Ford en Volvo rapporteren vermogens van 70 en 85 kW voor hun voertuigen. Ondanks de kleine prestatieverschillen zijn de motoren identiek, met als enige verschil het gebruik van een additiefvrij DPF in het geval van Ford en Volvo.

* Zoals de praktijk heeft uitgewezen, is de motor echt betrouwbaarder dan zijn voorganger.

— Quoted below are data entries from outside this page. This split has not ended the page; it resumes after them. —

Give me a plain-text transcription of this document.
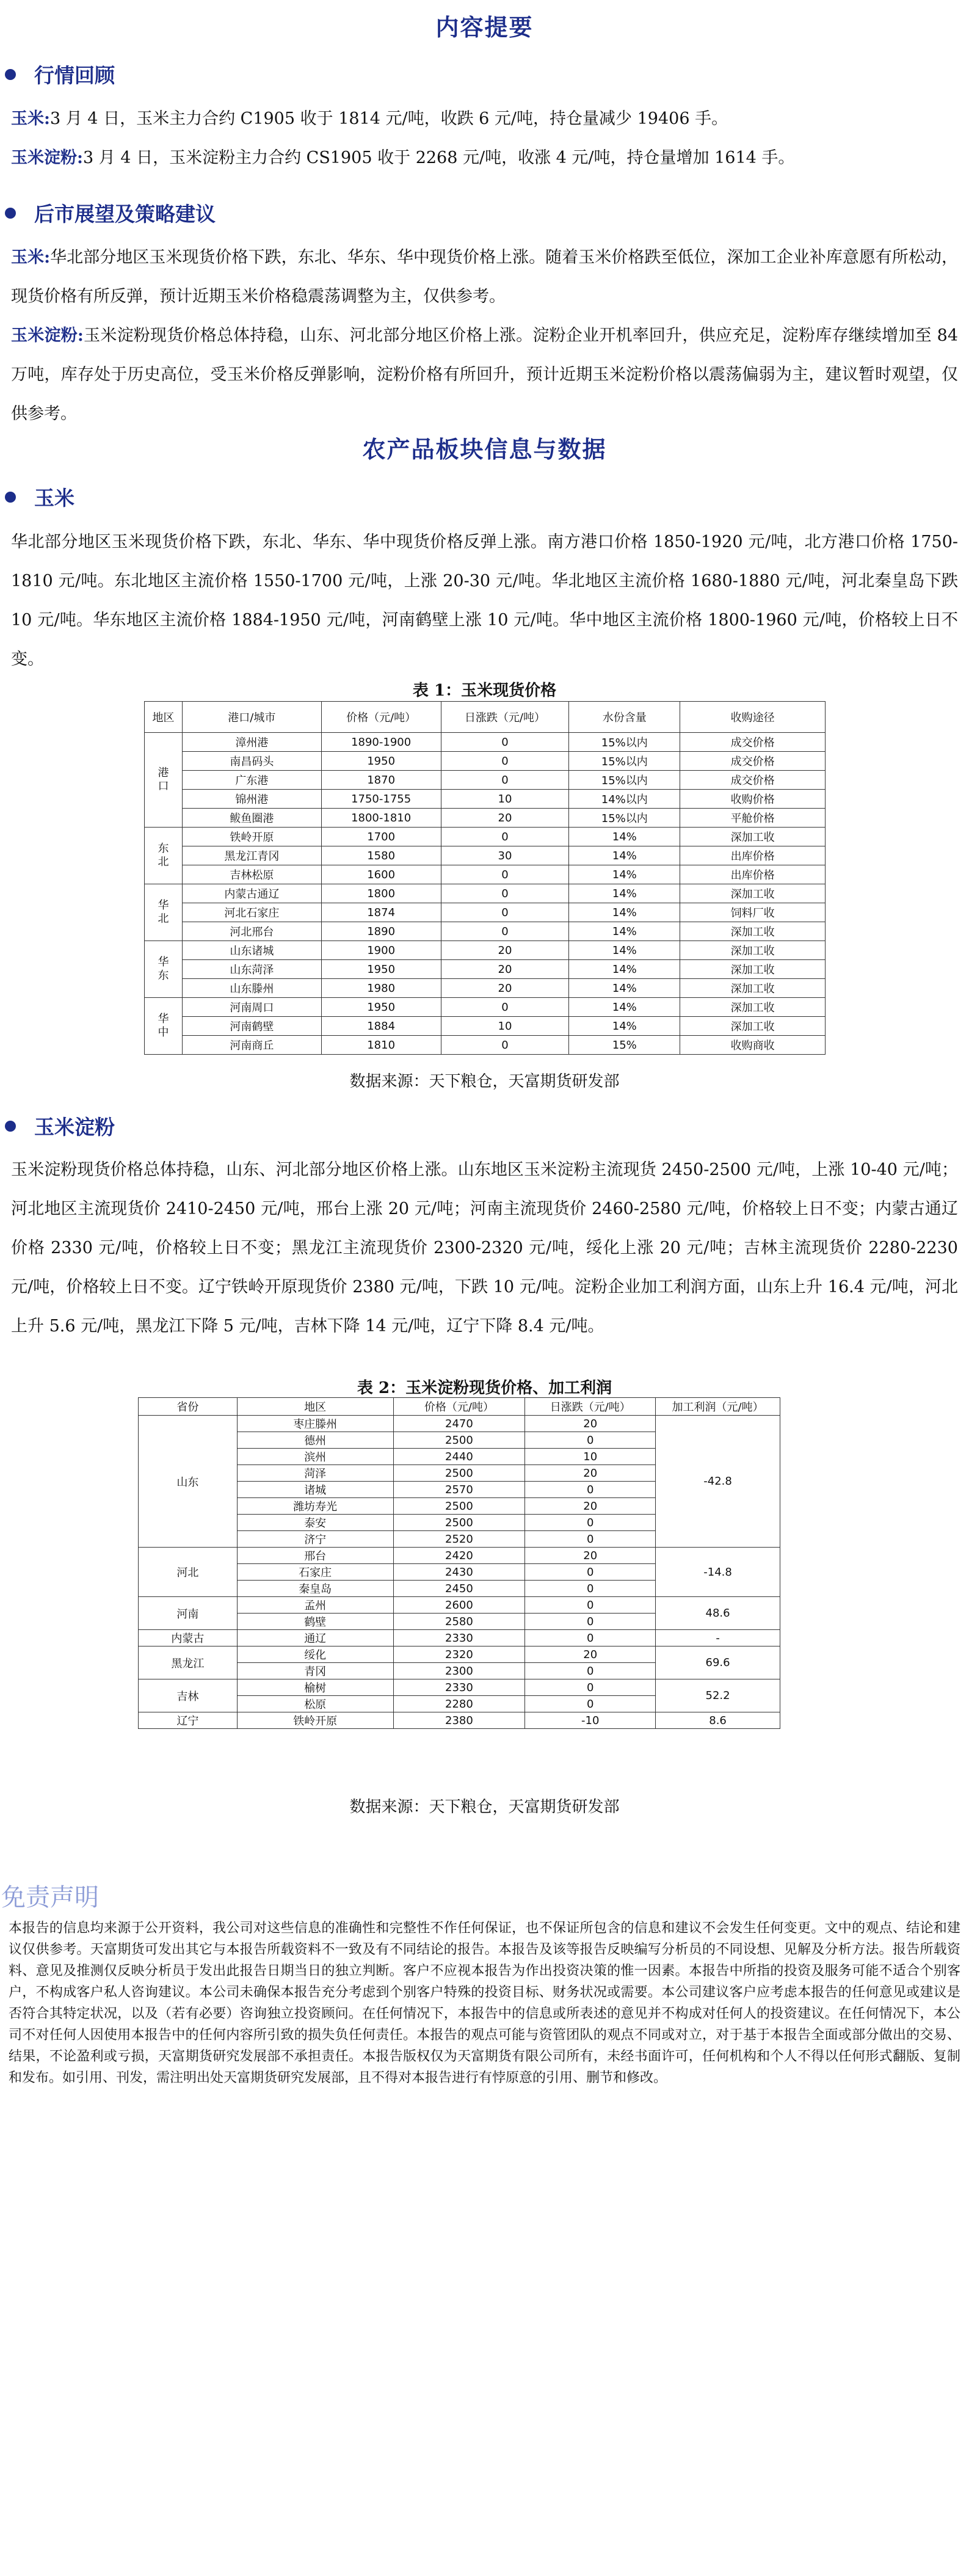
内容提要
行情回顾
玉米:3 月 4 日，玉米主力合约 C1905 收于 1814 元/吨，收跌 6 元/吨，持仓量减少 19406 手。
玉米淀粉:3 月 4 日，玉米淀粉主力合约 CS1905 收于 2268 元/吨，收涨 4 元/吨，持仓量增加 1614 手。
后市展望及策略建议
玉米:华北部分地区玉米现货价格下跌，东北、华东、华中现货价格上涨。随着玉米价格跌至低位，深加工企业补库意愿有所松动，现货价格有所反弹，预计近期玉米价格稳震荡调整为主，仅供参考。
玉米淀粉:玉米淀粉现货价格总体持稳，山东、河北部分地区价格上涨。淀粉企业开机率回升，供应充足，淀粉库存继续增加至 84 万吨，库存处于历史高位，受玉米价格反弹影响，淀粉价格有所回升，预计近期玉米淀粉价格以震荡偏弱为主，建议暂时观望，仅供参考。
农产品板块信息与数据
玉米
华北部分地区玉米现货价格下跌，东北、华东、华中现货价格反弹上涨。南方港口价格 1850-1920 元/吨，北方港口价格 1750-1810 元/吨。东北地区主流价格 1550-1700 元/吨，上涨 20-30 元/吨。华北地区主流价格 1680-1880 元/吨，河北秦皇岛下跌 10 元/吨。华东地区主流价格 1884-1950 元/吨，河南鹤壁上涨 10 元/吨。华中地区主流价格 1800-1960 元/吨，价格较上日不变。
表 1：玉米现货价格
地区	港口/城市	价格（元/吨）	日涨跌（元/吨）	水份含量	收购途径
港
口	漳州港	1890-1900	0	15%以内	成交价格
	南昌码头	1950	0	15%以内	成交价格
	广东港	1870	0	15%以内	成交价格
	锦州港	1750-1755	10	14%以内	收购价格
	鲅鱼圈港	1800-1810	20	15%以内	平舱价格
东
北	铁岭开原	1700	0	14%	深加工收
	黑龙江青冈	1580	30	14%	出库价格
	吉林松原	1600	0	14%	出库价格
华
北	内蒙古通辽	1800	0	14%	深加工收
	河北石家庄	1874	0	14%	饲料厂收
	河北邢台	1890	0	14%	深加工收
华
东	山东诸城	1900	20	14%	深加工收
	山东菏泽	1950	20	14%	深加工收
	山东滕州	1980	20	14%	深加工收
华
中	河南周口	1950	0	14%	深加工收
	河南鹤壁	1884	10	14%	深加工收
	河南商丘	1810	0	15%	收购商收
数据来源：天下粮仓，天富期货研发部
玉米淀粉
玉米淀粉现货价格总体持稳，山东、河北部分地区价格上涨。山东地区玉米淀粉主流现货 2450-2500 元/吨，上涨 10-40 元/吨；河北地区主流现货价 2410-2450 元/吨，邢台上涨 20 元/吨；河南主流现货价 2460-2580 元/吨，价格较上日不变；内蒙古通辽价格 2330 元/吨，价格较上日不变；黑龙江主流现货价 2300-2320 元/吨，绥化上涨 20 元/吨；吉林主流现货价 2280-2230 元/吨，价格较上日不变。辽宁铁岭开原现货价 2380 元/吨，下跌 10 元/吨。淀粉企业加工利润方面，山东上升 16.4 元/吨，河北上升 5.6 元/吨，黑龙江下降 5 元/吨，吉林下降 14 元/吨，辽宁下降 8.4 元/吨。
表 2：玉米淀粉现货价格、加工利润
省份	地区	价格（元/吨）	日涨跌（元/吨）	加工利润（元/吨）
山东	枣庄滕州	2470	20	-42.8
	德州	2500	0	
	滨州	2440	10	
	菏泽	2500	20	
	诸城	2570	0	
	潍坊寿光	2500	20	
	泰安	2500	0	
	济宁	2520	0	
河北	邢台	2420	20	-14.8
	石家庄	2430	0	
	秦皇岛	2450	0	
河南	孟州	2600	0	48.6
	鹤壁	2580	0	
内蒙古	通辽	2330	0	-
黑龙江	绥化	2320	20	69.6
	青冈	2300	0	
吉林	榆树	2330	0	52.2
	松原	2280	0	
辽宁	铁岭开原	2380	-10	8.6
数据来源：天下粮仓，天富期货研发部
免责声明
本报告的信息均来源于公开资料，我公司对这些信息的准确性和完整性不作任何保证，也不保证所包含的信息和建议不会发生任何变更。文中的观点、结论和建议仅供参考。天富期货可发出其它与本报告所载资料不一致及有不同结论的报告。本报告及该等报告反映编写分析员的不同设想、见解及分析方法。报告所载资料、意见及推测仅反映分析员于发出此报告日期当日的独立判断。客户不应视本报告为作出投资决策的惟一因素。本报告中所指的投资及服务可能不适合个别客户，不构成客户私人咨询建议。本公司未确保本报告充分考虑到个别客户特殊的投资目标、财务状况或需要。本公司建议客户应考虑本报告的任何意见或建议是否符合其特定状况，以及（若有必要）咨询独立投资顾问。在任何情况下，本报告中的信息或所表述的意见并不构成对任何人的投资建议。在任何情况下，本公司不对任何人因使用本报告中的任何内容所引致的损失负任何责任。本报告的观点可能与资管团队的观点不同或对立，对于基于本报告全面或部分做出的交易、结果，不论盈利或亏损，天富期货研究发展部不承担责任。本报告版权仅为天富期货有限公司所有，未经书面许可，任何机构和个人不得以任何形式翻版、复制和发布。如引用、刊发，需注明出处天富期货研究发展部，且不得对本报告进行有悖原意的引用、删节和修改。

De sproeiers zitten beter vast en er is praktisch geen ontluchting, de turbocompressor heeft ook een langere levensduur en veel minder johannesbroodvorming. Er blijft echter een onregelmatig gevormde oliecarter over, die onder normale omstandigheden (klassieke vervanging) geen hoogwaardige olieverversing mogelijk maakt. Koolafzettingen en andere verontreinigingen die zich op de bodem van de cartridge hebben afgezet, vervuilen vervolgens de nieuwe olie, wat een nadelige invloed heeft op de levensduur van de motor en zijn onderdelen. De motor heeft frequenter en kostbaarder onderhoud nodig om de levensduur te verlengen. Bij het kopen van een gebruikte auto is het een goed idee om de oliecarter te demonteren en grondig schoon te maken. Vervolgens wordt bij het verversen van de olie aanbevolen om de motor respectievelijk door te spoelen met verse olie. en verwijder en reinig de oliecarter minstens om de 100 km.